Eucalyptus mulch is excellent because this tree is a sustainable crop, and it actually repels some types of insects. Commercial melaleuca mulch is another good choice because cutting down the trees for mulch helps rid Florida of this invasive pest species, also called cajeput. Its seeds will not germinate unless you spread them in a freshwater wetland. Some gardeners even choose to purchase their own chipper to help recycle small twigs and branches that are pruned from plants on their own property.

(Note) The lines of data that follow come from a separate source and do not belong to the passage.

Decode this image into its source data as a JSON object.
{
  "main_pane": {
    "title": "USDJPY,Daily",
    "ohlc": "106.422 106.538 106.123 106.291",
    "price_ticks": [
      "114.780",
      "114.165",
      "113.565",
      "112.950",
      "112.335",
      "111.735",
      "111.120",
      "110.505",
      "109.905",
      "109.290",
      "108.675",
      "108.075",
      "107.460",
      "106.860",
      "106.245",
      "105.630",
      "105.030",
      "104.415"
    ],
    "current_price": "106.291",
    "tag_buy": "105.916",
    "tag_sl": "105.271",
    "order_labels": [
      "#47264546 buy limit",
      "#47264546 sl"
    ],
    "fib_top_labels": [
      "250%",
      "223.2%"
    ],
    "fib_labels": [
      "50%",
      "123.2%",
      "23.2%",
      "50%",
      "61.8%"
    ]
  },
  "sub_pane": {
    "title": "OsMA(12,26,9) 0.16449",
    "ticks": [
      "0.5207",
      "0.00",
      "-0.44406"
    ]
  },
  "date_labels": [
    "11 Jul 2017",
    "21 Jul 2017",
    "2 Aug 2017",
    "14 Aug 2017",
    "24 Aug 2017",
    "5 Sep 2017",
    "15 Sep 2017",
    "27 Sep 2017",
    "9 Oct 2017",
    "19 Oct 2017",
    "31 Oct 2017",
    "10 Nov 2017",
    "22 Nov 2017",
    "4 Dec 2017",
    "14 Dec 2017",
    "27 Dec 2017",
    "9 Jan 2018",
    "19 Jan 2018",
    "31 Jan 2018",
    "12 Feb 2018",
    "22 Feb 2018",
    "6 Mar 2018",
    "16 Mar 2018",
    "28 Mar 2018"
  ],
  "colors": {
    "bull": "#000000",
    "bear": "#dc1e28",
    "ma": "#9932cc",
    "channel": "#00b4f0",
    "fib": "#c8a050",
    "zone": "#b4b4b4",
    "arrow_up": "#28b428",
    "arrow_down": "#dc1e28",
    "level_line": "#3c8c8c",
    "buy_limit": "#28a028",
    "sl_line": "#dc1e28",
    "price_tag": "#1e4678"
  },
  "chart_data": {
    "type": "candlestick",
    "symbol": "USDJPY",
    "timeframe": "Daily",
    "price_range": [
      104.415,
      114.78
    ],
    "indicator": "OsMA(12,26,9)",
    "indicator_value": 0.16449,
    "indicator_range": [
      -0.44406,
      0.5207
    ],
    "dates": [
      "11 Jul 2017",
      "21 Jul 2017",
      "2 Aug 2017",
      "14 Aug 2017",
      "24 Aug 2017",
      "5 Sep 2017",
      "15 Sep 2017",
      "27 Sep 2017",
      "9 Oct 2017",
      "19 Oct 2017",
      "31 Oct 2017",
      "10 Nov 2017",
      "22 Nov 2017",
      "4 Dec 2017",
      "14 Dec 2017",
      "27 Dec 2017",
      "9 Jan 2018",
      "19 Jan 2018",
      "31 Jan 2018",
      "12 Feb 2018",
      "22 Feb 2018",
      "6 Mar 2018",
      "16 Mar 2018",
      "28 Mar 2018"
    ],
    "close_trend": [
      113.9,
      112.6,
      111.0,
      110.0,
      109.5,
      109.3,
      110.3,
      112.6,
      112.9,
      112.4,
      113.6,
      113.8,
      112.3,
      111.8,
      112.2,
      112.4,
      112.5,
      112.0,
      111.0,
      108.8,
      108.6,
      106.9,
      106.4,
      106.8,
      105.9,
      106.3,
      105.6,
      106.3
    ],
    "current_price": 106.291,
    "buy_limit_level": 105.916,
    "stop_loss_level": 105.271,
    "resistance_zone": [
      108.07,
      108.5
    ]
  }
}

Leaf mulch breaks down into the soil most rapidly and therefore benefits the plant sooner, but it lasts the shortest amount of time. Pine bark nuggets, on the other hand, decompose very slowly, and some gardeners choose to scatter pine bark nuggets on top of mulch because of the aesthetic appeal. Chipped pine bark and pine nuggets also help acidify the soil, which may benefit some plants growing in heavy limestone soils.

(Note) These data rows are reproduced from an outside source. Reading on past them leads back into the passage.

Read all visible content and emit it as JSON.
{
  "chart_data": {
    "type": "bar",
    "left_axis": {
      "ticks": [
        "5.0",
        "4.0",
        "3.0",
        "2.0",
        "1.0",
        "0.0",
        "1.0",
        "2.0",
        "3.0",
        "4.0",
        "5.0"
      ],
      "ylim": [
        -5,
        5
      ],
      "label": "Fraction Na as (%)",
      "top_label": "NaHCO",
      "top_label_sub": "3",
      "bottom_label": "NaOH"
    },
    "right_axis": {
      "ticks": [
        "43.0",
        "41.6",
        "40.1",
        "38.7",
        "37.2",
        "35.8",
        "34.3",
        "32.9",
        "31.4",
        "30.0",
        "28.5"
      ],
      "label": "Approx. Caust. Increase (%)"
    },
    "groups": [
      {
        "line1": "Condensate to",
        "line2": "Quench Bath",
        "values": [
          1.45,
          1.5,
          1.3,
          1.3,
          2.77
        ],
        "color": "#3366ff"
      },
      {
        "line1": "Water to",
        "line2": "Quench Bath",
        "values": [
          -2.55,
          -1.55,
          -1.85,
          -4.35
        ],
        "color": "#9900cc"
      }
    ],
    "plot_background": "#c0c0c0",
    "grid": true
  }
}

There is common mistaken belief that Florida native plants do not need to be fertilized- it is more accurate to say that many Florida native plants do not become nutrient deficient a often as some exotic, non-native species. This is principally due to Florida’s native plants being better adapted to the soil types available to them within their natural habitats.
However, just as you might take vitamin supplements as a sound practice for good health, regular applications of fertilizer will benefit Florida native plants as much as they do any other plant. Waiting for a plant to become nutrient deficient before giving it fertilizer is no wiser than waiting to take vitamin C until you get scurvy. Regular applications of fertilizer help avoid nutrient deficiencies over the long term, so I recommend light applications of fertilizer on a regular basis. Top dressings of kitchen compost always is a good practice, and organic products like fish emulsion can be used for herbaceous species or potted plants. There are slow-release fertilizers suitable for potted plants as well.

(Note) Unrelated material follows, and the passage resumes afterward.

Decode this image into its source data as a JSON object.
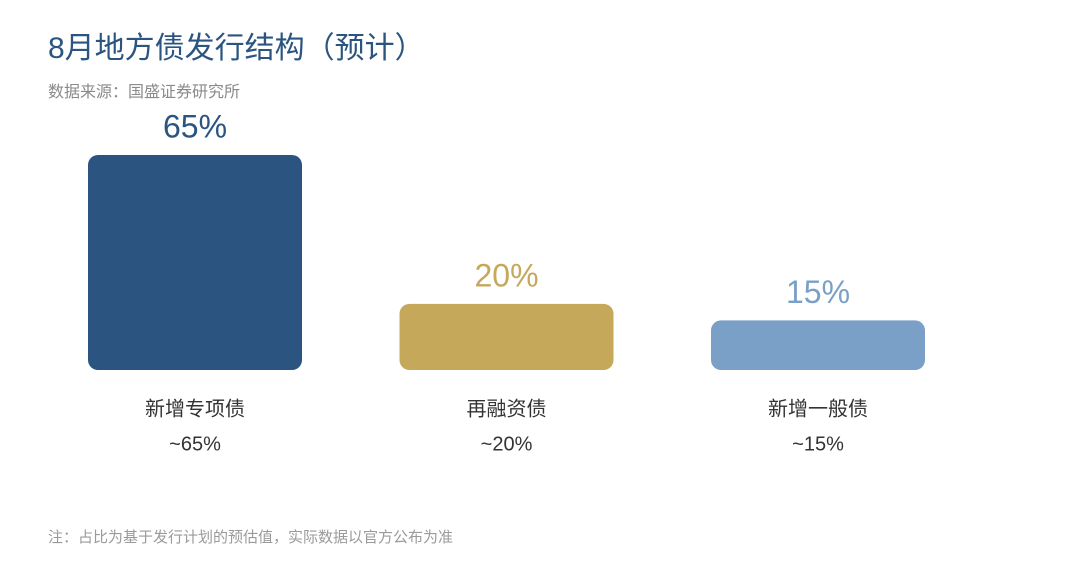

Different soil types require different fertilizer mixes, so check with your local Agriculture Extension Service or a horticultural consultant for advice on the best mix for your region.
There will probably be a few winter days and nights where protection from frost or freezing temperatures is necessary. This can be accomplished in a number of ways. Most gardeners bring cold-sensitive potted plants indoors until the threat of frost has passed. If that is not possible, then crowd the plants together and cover them with a sheet or blanket. Do not use plastic sheeting unless it is held above the plants and sealed around the edges to create a greenhouse effect. Allowing the plastic to touch the plants will transfer the cold to the leaves and stems. The thin blankets that moving companies use to protect furniture work well, as do painter’s drop cloths which come in various sizes and are available from hardware stores. Old sheets and blankets from your closet work perfectly well, too.
There isn’t much you can do about protecting trees, but if you have cold-sensitive shrubs in your landscape that are too large to be covered with a blanket, then pile mulch against the trunk. If the top of the shrub is killed, then at least you will have saved the roots and lower trunk so it can resprout in springtime. If you know it’s going to freeze, another option is to run your sprinkler over shrubs all night long, which will cost them with ice. As odd as it sounds, the ice will protect the plants from exposure to temperatures below freezing.
Always wait until new growth has begun to emerge in spring before cutting off dead stems. The new growth will let you know exactly where you should prune.